Euler-Heisenberg Lagrangian under an axial gauge field

Augmentations to the Euler-Heisenberg Lagrangian (QED one-loop effective action in homogeneous electromagnetic fields) under a constant background axial gauge are examined. Two special configurations admit an exact eigendecomposition, and hence effective action as a spectral sum, of the augmented Dirac operator: one with a magnetic field with chiral chemical potential, and the other with an electric field with spatial axial gauge, which resembles an emergent vorticity.
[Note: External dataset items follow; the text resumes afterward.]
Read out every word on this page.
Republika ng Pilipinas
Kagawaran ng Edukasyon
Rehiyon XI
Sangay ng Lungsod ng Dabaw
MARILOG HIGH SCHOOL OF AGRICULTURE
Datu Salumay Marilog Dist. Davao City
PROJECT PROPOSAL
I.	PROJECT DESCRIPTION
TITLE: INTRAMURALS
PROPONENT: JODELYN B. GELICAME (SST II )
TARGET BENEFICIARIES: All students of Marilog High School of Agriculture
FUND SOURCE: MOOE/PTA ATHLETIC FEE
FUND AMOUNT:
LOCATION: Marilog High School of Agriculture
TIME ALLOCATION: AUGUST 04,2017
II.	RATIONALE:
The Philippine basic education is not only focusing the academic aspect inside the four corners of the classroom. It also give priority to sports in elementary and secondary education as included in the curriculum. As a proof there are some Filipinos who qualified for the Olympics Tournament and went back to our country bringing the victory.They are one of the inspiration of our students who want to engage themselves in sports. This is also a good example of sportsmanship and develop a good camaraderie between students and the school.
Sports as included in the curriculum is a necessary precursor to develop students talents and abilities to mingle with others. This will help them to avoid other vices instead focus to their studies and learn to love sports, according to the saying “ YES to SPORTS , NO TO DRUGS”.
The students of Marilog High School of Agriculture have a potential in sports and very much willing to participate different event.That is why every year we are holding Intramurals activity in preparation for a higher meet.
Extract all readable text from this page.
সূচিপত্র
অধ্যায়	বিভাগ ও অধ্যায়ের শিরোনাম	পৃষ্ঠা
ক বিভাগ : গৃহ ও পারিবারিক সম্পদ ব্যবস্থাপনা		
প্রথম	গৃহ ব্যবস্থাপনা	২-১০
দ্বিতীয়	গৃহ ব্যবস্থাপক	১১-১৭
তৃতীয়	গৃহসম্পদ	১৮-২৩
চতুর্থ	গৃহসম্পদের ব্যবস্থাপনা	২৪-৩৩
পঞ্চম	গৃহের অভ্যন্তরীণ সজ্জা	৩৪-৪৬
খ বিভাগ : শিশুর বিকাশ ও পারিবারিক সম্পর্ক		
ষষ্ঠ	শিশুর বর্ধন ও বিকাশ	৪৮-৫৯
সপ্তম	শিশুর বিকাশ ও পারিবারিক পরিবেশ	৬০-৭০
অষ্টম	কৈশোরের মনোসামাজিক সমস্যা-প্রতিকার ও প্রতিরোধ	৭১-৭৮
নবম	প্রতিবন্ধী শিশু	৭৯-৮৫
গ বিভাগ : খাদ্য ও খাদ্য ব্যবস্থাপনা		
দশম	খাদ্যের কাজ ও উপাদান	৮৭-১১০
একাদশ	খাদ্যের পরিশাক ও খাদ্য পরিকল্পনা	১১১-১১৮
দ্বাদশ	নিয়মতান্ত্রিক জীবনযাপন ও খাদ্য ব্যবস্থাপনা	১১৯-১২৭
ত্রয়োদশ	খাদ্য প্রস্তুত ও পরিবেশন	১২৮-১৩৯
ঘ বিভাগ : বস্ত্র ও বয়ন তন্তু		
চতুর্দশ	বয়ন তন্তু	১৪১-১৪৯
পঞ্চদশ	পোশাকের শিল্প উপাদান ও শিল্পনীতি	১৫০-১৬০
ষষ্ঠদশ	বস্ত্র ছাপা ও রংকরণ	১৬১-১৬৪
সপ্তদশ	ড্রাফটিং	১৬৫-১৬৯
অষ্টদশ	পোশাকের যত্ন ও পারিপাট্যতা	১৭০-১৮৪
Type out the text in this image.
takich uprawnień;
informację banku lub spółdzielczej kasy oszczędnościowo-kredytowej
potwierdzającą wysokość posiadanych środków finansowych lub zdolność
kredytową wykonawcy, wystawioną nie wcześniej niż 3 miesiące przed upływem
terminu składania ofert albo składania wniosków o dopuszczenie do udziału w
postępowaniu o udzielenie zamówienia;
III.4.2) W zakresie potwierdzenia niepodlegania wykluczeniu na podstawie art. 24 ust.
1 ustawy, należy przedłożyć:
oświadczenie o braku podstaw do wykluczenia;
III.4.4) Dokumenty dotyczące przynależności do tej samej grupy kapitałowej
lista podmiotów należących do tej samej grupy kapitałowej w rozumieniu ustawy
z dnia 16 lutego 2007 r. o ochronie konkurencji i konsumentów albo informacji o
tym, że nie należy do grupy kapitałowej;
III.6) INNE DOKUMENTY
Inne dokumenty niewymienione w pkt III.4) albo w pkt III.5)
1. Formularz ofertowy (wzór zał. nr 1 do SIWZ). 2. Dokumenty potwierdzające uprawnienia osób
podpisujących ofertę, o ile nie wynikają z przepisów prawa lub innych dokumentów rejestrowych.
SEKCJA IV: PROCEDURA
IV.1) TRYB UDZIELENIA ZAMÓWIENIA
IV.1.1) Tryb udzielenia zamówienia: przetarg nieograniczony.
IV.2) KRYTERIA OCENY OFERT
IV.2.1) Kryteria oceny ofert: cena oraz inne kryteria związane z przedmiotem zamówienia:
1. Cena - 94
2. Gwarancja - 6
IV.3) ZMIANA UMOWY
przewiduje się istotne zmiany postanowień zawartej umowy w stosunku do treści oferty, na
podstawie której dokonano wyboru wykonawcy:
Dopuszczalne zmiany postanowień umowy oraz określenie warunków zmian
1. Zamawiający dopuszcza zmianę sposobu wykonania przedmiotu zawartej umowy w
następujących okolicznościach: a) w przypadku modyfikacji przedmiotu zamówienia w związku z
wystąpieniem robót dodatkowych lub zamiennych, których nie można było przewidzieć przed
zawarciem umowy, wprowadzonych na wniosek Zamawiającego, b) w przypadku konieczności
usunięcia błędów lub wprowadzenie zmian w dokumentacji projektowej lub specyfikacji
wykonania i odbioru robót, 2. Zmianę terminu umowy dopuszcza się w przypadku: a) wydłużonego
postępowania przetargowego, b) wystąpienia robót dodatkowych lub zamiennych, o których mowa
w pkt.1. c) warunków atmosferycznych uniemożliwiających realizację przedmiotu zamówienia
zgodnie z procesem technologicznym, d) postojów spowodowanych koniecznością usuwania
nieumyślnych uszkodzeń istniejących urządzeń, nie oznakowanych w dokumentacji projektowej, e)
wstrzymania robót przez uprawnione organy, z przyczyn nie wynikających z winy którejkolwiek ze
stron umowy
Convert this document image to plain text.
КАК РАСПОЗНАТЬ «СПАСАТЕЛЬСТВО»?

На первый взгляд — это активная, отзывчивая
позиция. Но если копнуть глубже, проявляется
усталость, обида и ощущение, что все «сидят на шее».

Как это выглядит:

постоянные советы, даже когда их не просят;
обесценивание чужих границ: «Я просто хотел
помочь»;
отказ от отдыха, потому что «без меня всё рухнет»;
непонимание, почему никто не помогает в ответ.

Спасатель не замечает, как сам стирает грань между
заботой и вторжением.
An enhancement to Schwinger pair production is found for the latter, which is more fully analyzed using the worldline instanton formalism. There it is found the overall enhancement is due to the spatial axial gauge serving as a negative mass shift. Finally, we remark on the exactly solvable massless case for arbitrary electromagnetic and axial gauges.

Figure 1

Imaginary part of the effective action, $\mathrm{Im}\mathrm{\Gamma }(E,{\omega }_5)$, to $\mathcal{O}({\omega }_5^4)$ as a function of normalized mass, $\overline{m}$, and spatial axial gauge, ${\overline{\omega }}_5$, as given in Eq. (54). Notice for constant $\overline{m}$, there is an enhancement of pair production for increasing ${\overline{\omega }}_5$. Also lines of approximately constant values of the imaginary part are seen for linear relationships between $\overline{m}$ and ${\overline{\omega }}_5$.